Mike Ilitch's Detroit Tigers, a baseball team, logged losing records in 12 out of 13 seasons but turned the team around in 2006. They made the playoffs for the first time since 1987. The Ilitches successfully spearheaded a public/private partnership with the taxpayers of the greater Detroit area to build a new home for the Tigers in downtown Detroit. The $300 million plus Comerica Park opened in April 2000. Ilitch Holdings, Inc. manages the stadium and parking.

== Investing in the community ==
In 1985, Ilitch and her husband established the Little Caesars Love Kitchen Foundation, which consists of a mobile pizza restaurant. The Love Kitchen has fed more than 2 million people, aiding the hungry and disaster victims across the U.S. and Canada. Three presidents, President Ronald Reagan, President George Bush Sr, and President Bill Clinton have recognized the work of the Love Kitchen.

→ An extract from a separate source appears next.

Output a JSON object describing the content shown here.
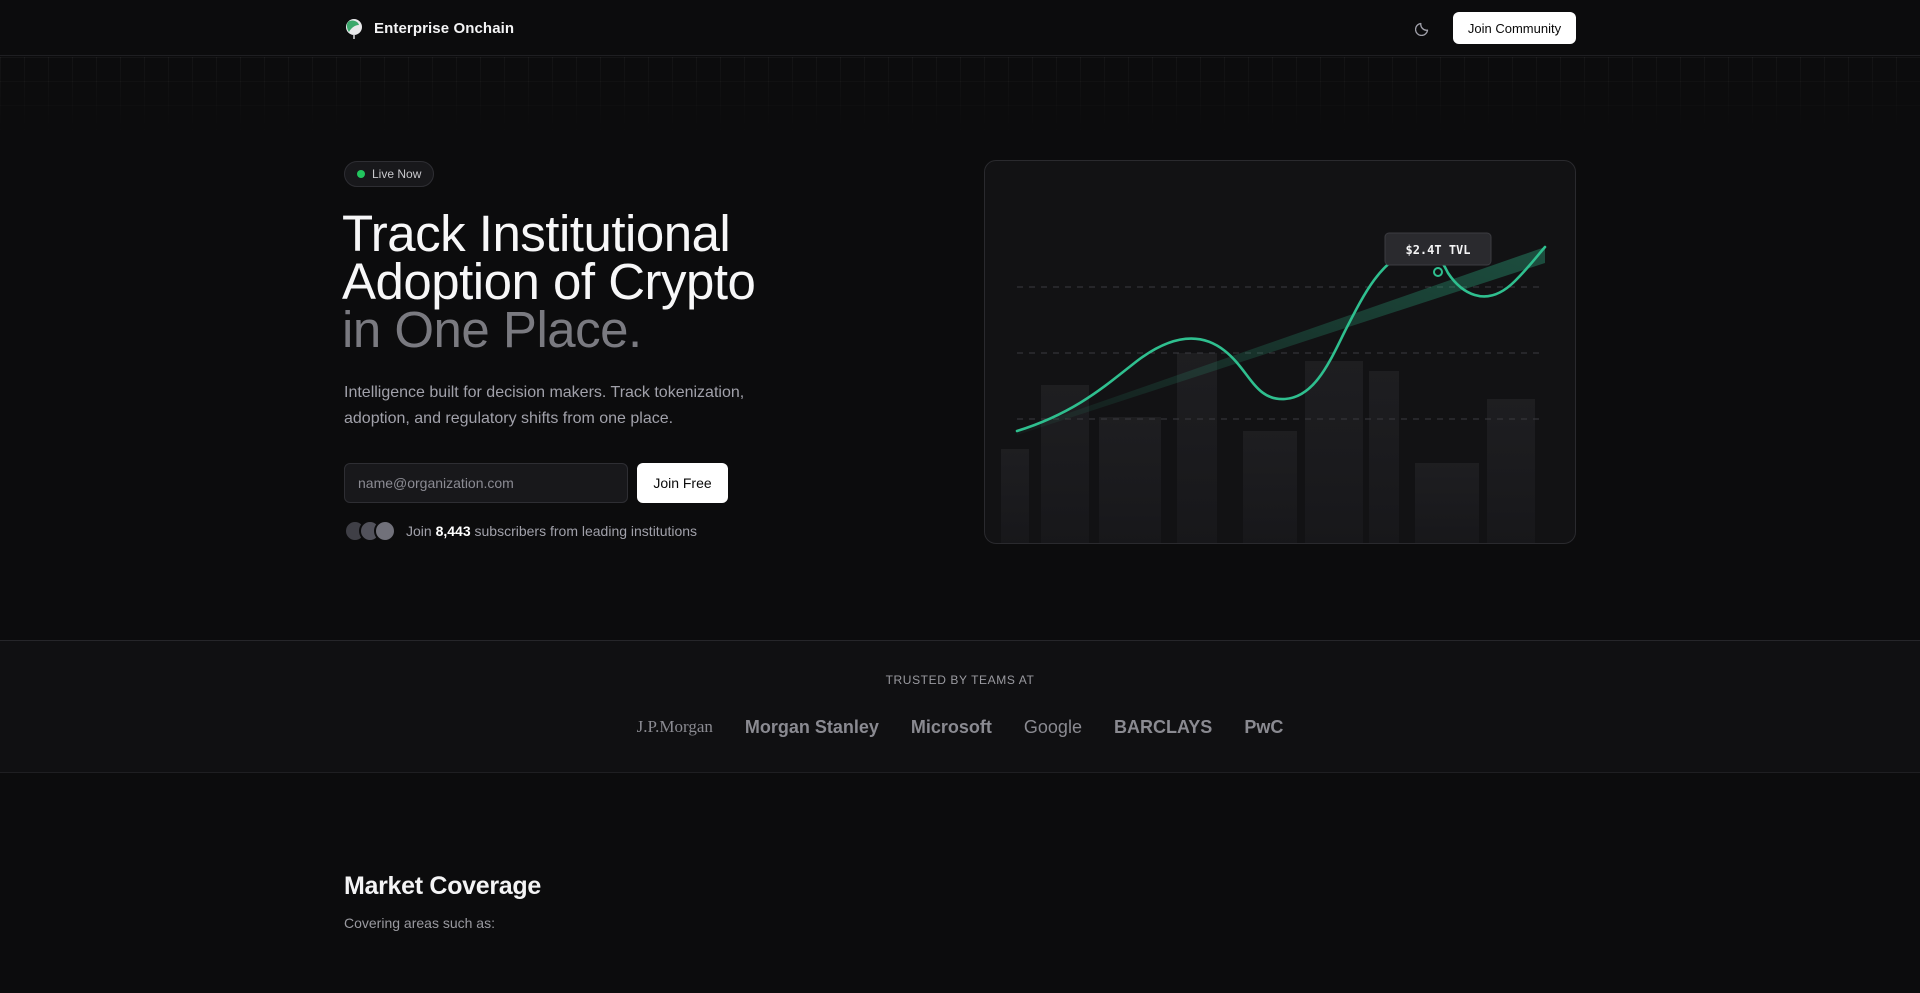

Besides donating millions of dollars to charitable organizations, Ilitch and her husband have established Ilitch Charities for Children, a non-profit organization dedicated to improving the lives of children in the areas of health, education, and recreation. The charity has sponsored numerous programs in the Detroit area, including amateur sports sponsorships for hundreds of thousands of children.

== Ilitch family ==
Ilitch and her husband have seven children: Christopher Paul Ilitch (born June 1965) is CEO and president of Ilitch Holdings, Inc.; Denise D. Ilitch (born November 1955) is an attorney and former co-president, with her brother, of Ilitch Holdings. Other children are Ronald "Ron" Tyrus Ilitch, Michael C. Ilitch, Jr., Lisa M. Ilitch Murray, Atanas Ilitch (born Thomas Ilitch) and Carole M. Ilitch. Ron Ilitch was found dead in his hotel room in February 2018 at the age of 61, having predeceased his mother.

== Legacy and honors ==

- 1988, Ilitch received the Roundtable for Women in Foodservice Pacesetter Award.
- 1994, the Greater Detroit Chapter of the National Association of Women Business Owners recognized Ilitch as one of Michigan's Top 25 women business owners.
- 1996, recognition from American Red Cross of Southeastern Michigan for aiding emergency services and the work of the Red Cross friends.
- 1997, Hospice of Southeastern Michigan Council Crystal Rose Award
- 1999, Michigan Executive of the Year by the Wayne State School of Business Administration
- 2001, inducted into Michigan Women's Hall of Fame
- 2004, she was named one of Detroit's Enterprising Women by the Detroit Historical Society in partnership with the Women's Economic Club, National Association of Women Business Owners, Greater Detroit Chapter and Crain's Detroit Business.
- 2005, Crain's Detroit Business Top Women in Business Honoree.
- 2008, she was elected to the Michigan Sports Hall of Fame and inducted in 2010.